La svolta nazional-patriottica del Presidente Ahmadi-Nejad. Intervista con Pejman Abdolmohammadi Stampa E-mail

La svolta nazional-patriottica del Presidente Ahmadi-Nejad. Intervista con Pejman Abdolmohammadi

a cura di Francesco Algisi

ahmadi-nejad_cilindro_di_ciro  Pejman Abdolmohammadi (Genova, 1979), dottore di ricerca in “Pensiero politico e Comunicazione politica” presso la Facoltà di Scienze Politiche dell’Università di Genova, è attualmente docente a contratto in “Storia e politica internazionale del Mediterraneo” presso la stessa Facoltà. Nel 2007-2008 ha tenuto inoltre due corsi integrativi intitolati “Storia e politica dell’Iran contemporaneo” e “La geopolitica del Golfo Persico” . È autore del volume La Repubblica islamica dell'Iran: il pensiero politico dell'Ayatollah Khomeini (De Ferrari, 2009).

  Prof. Abdolmohammadi, negli ultimi anni, ha avuto luogo presso la società civile iraniana un profondo cambiamento caratterizzato dalla rivalutazione dei valori e dei princìpi dell'antico impero persiano. Tale cambiamento è stato favorito dalla dirigenza dell'Iran e in particolare dal Presidente Ahmadi-Nejad?

  Il Presidente Ahmadi-Nejad, in quanto esponente della seconda generazione, porta con sé automaticamente nuovi valori all’interno della Repubblica islamica: ne sono testimonianza le ultime dichiarazioni rilasciate dagli esponenti dell’entourage presidenziale. Tra i nuovi valori emergenti spicca anche il patriottismo, che ha un natura sia religiosa (islamica) sia laica (persiana): è un po’ una via di mezzo, insomma, visto che non è indirizzato soltanto verso l’iranismo. Esso però dimostra che gli attuali dirigenti – in particolare Rahim Mashai, il consuocero di Ahmadin-Nejad, che rappresenta una figura nuova nel panorama politico iraniano - stanno in qualche modo portando al centro dell’agenda politica un nuovo tipo di pensiero. E ciò sta suscitando l’interesse della società civile. Sia la società civile sia la nuova dirigenza – la seconda generazione attualmente al potere – stanno cambiando: ciò è fisiologico. Sebbene in piazza si contrastino, paradossalmente esse convergono nel perseguire una linea generale simile, quella del ritorno al nazionalismo. Non è un caso che diversi dirigenti della Repubblica islamica vicini all’ala clericale critichino i più stretti collaboratori di Ahmadi-Nejad (anche se non direttamente il Presidente), come Mashai, per le recenti prese di posizione giudicate troppo nazionaliste.

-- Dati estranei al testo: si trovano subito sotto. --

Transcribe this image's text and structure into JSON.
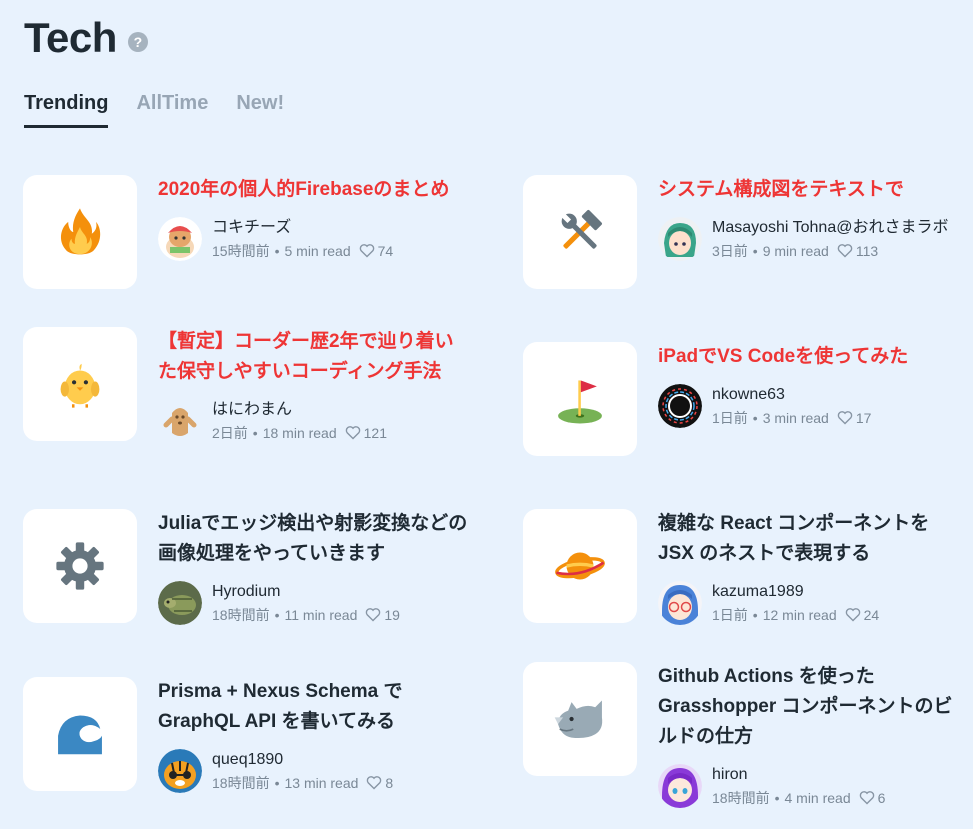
{
  "page": {
    "title": "Tech",
    "help_icon": "?"
  },
  "tabs": [
    {
      "label": "Trending",
      "active": true
    },
    {
      "label": "AllTime",
      "active": false
    },
    {
      "label": "New!",
      "active": false
    }
  ],
  "articles": [
    {
      "title": "2020年の個人的Firebaseのまとめ",
      "emoji": "fire-icon",
      "author": "コキチーズ",
      "time": "15時間前",
      "read": "5 min read",
      "likes": "74"
    },
    {
      "title": "システム構成図をテキストで",
      "emoji": "hammer-wrench-icon",
      "author": "Masayoshi Tohna@おれさまラボ",
      "time": "3日前",
      "read": "9 min read",
      "likes": "113"
    },
    {
      "title": "【暫定】コーダー歴2年で辿り着いた保守しやすいコーディング手法",
      "emoji": "chick-icon",
      "author": "はにわまん",
      "time": "2日前",
      "read": "18 min read",
      "likes": "121"
    },
    {
      "title": "iPadでVS Codeを使ってみた",
      "emoji": "golf-flag-icon",
      "author": "nkowne63",
      "time": "1日前",
      "read": "3 min read",
      "likes": "17"
    },
    {
      "title": "Juliaでエッジ検出や射影変換などの画像処理をやっていきます",
      "emoji": "gear-icon",
      "author": "Hyrodium",
      "time": "18時間前",
      "read": "11 min read",
      "likes": "19"
    },
    {
      "title": "複雑な React コンポーネントを JSX のネストで表現する",
      "emoji": "planet-icon",
      "author": "kazuma1989",
      "time": "1日前",
      "read": "12 min read",
      "likes": "24"
    },
    {
      "title": "Prisma + Nexus Schema で GraphQL API を書いてみる",
      "emoji": "wave-icon",
      "author": "queq1890",
      "time": "18時間前",
      "read": "13 min read",
      "likes": "8"
    },
    {
      "title": "Github Actions を使った Grasshopper コンポーネントのビルドの仕方",
      "emoji": "rhino-icon",
      "author": "hiron",
      "time": "18時間前",
      "read": "4 min read",
      "likes": "6"
    }
  ],
  "colors": {
    "background": "#e8f2fd",
    "visited_title": "#ee3535",
    "title": "#1f2a33",
    "muted": "#7a8896"
  }
}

  Nell'articolo (Il Cilindro di Ciro. Ahmadi-Nejad vuole meno Islam e più Persia) che lei ha scritto, insieme con il prof. Karim Mezran, sul recente quaderno speciale di Limes, si legge che Ahmadi-Nejad e Mashai cominciano a "dimostrare tendenze nazionaliste sempre più distanti dall'islamismo sciita imperante". È una sfida lanciata all’ayatollah Ali Khamenei?

  In realtà non si è ancora giunti a uno scontro politico aperto tra la dirigenza laica e la Guida suprema. Tuttavia, sul piano della comunicazione politica si è verificata una divergenza nel contenuto dei discorsi: l’ayatollah Ali Khamenei è il sostenitore e il baluardo dell’islamismo sciita, mentre chi come Mashai sostiene il sistema iranico si pone in termini critici nei confronti dell’islamismo clericale. Sono due visioni difficilmente conciliabili, anche se il Presidente, che non ritiene ancora maturi i tempi per uno scontro con la Guida suprema, cerca di ammorbidire i toni. Per ora, quindi, si registra un cambiamento dei contenuti del linguaggio politico da parte della nuova generazione della dirigenza iraniana.

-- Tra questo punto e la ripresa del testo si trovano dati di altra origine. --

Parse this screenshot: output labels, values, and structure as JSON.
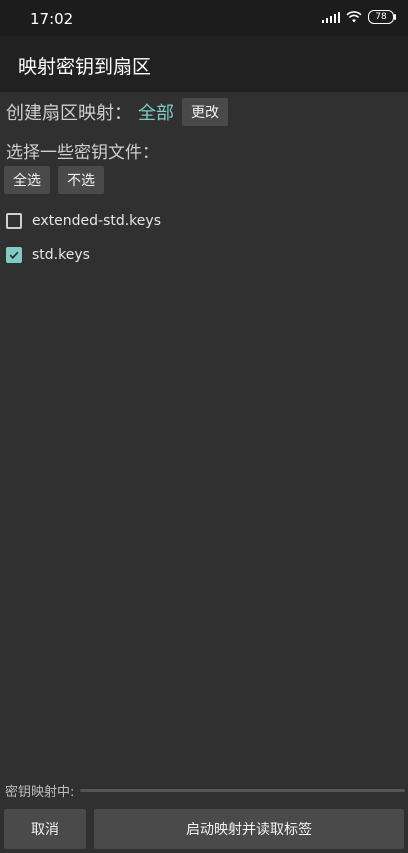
{
  "status": {
    "time": "17:02",
    "battery": "78"
  },
  "appbar": {
    "title": "映射密钥到扇区"
  },
  "sector_map": {
    "label": "创建扇区映射：",
    "value": "全部",
    "change_label": "更改"
  },
  "select_keys": {
    "label": "选择一些密钥文件："
  },
  "select_buttons": {
    "all": "全选",
    "none": "不选"
  },
  "key_files": [
    {
      "name": "extended-std.keys",
      "checked": false
    },
    {
      "name": "std.keys",
      "checked": true
    }
  ],
  "progress": {
    "label": "密钥映射中:",
    "value": 0
  },
  "bottom": {
    "cancel": "取消",
    "start": "启动映射并读取标签"
  },
  "colors": {
    "accent": "#80cbc4",
    "background": "#303030",
    "toolbar": "#212121",
    "statusbar": "#1c1c1c"
  }
}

  A quando risale la svolta nazionalista del Presidente iraniano?

  Sebbene già nel primo mandato presidenziale di Ahmadi-Nejad siano emerse tracce significative di una visione politica nazional-patriottica (per esempio, riguardo al nucleare), la svolta si è fatta decisamente più marcata con la seconda presidenza. Quello del primo Ahmadi-Nejad era un nazionalismo politico, quello del secondo  è un nazionalismo ideologico.

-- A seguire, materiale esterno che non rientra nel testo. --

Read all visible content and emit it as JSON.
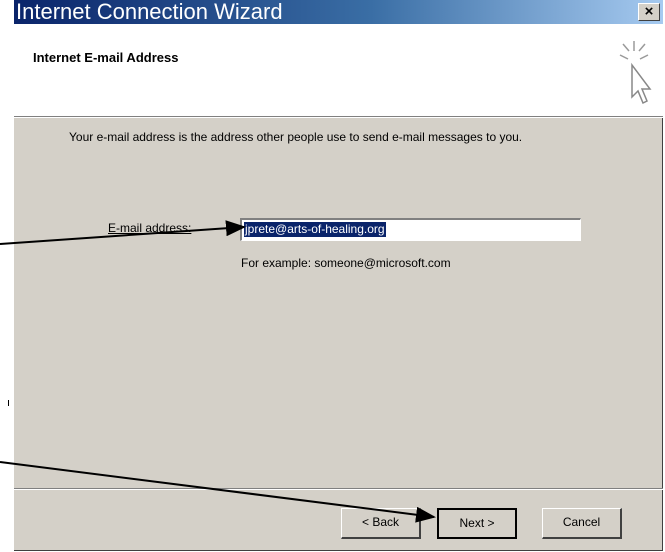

  Come si pone il Presidente iraniano rispetto alla figura di Mossadeq?

  Non si sono avute finora delle prese di posizione al riguardo da parte di Ahmadi-Nejad. Quindi, il suo punto di vista in materia è sconosciuto. La figura laica e nazional-democratica di Mossadeq, negli ultimi trent’anni di repubblica islamica, non ha riscosso grande simpatia presso una parte dei dirigenti politici; mentre dalla società civile, in particolare dai giovani, è considerato come un eroe e quasi un mito. Diverso è il caso dell’ayatollah Kashani, che fu un compagno di battaglie politiche di Mossadeq (almeno fino a un certo punto della storia): la sua figura è molto ammirata dai dirigenti della Repubblica islamica, tant’è che diversi edifici pubblici, ospedali e autostrade sono stati a lui intitolati. Kashani, proprio in virtù della sua appartenenza al clero sciita, è molto più popolare del laico Mossadeq.

  E rispetto alla figura dell'Imam Khomeini?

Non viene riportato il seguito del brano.